I believe I was most definitely guided by a Higher Power through my illness and I am still being guided through it. Compassion has been a key value in all of my most trying experiences both real and delusional. When I get lost, I return to compassion for myself, for others and for the mysterious voices in my mind. I continue to believe that though people do evil things, that they are not essentially evil. Perhaps the message in the random selection of the quotation is about returning to the study of the nature of evil and how to treat it, perhaps even cure it in individuals. Maybe now I am at the point in my life where I can tackle tough problems without falling into a deeper psychosis. Maybe, in a small way, I can help.

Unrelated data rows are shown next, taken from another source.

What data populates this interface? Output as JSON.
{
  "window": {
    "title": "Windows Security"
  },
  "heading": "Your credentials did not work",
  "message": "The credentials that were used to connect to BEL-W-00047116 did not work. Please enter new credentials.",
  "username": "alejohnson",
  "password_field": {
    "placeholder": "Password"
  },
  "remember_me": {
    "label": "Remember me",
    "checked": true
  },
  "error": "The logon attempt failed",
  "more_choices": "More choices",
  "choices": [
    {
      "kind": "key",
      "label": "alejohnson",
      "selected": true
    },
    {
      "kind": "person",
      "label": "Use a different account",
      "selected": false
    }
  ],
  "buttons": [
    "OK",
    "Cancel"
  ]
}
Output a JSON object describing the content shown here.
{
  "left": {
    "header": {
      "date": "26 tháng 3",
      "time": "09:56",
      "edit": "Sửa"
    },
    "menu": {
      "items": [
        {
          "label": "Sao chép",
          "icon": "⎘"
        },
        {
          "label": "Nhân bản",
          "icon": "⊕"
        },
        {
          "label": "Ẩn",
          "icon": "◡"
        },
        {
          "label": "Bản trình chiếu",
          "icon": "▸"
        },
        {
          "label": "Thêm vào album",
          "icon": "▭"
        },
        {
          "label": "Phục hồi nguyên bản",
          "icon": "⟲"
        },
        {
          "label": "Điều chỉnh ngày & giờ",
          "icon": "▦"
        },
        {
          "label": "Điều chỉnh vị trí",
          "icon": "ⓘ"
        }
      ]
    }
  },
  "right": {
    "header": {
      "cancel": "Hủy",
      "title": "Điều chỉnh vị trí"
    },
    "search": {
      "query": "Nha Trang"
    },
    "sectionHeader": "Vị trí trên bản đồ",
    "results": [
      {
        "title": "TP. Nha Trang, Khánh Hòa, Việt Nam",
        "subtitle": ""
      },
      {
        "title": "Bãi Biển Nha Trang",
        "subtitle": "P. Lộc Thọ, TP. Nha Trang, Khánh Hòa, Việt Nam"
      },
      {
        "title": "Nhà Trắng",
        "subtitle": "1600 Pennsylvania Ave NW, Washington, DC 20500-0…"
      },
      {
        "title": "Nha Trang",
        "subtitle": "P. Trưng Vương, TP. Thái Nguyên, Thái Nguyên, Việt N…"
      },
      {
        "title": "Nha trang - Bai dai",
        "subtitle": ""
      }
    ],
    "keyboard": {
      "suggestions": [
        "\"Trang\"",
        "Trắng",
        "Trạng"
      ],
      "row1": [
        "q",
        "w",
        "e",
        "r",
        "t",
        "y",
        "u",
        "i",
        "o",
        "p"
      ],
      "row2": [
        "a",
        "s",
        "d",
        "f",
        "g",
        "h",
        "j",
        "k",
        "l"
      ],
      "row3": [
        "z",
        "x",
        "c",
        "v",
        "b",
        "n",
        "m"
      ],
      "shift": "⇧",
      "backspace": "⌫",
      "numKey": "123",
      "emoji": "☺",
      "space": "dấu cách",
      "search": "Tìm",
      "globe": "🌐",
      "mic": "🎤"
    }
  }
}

It’s important that I stay grounded by having some kind of spiritual practice. I will return to the Al-Anon daily readers because there is a lot of wisdom in them about cultivating a good attitude and deepening one’s connection to a Higher Power through meditation. My belief, though vague, is still viable. I will continue to search.


1 comment:

Chris said...

Hi Kate,

You have a beautiful way with words, and I was entranced by July 11th's blog entry. It is so true.

I didn't realize you received your MFA only three years ago.

Just remember: as hard as it is living with schizophrenia, life will always be good if you reach out.

Dare I suggest that writing your blog has been a way for you to heal?

May you be blessed with the universe unfolding at your feet.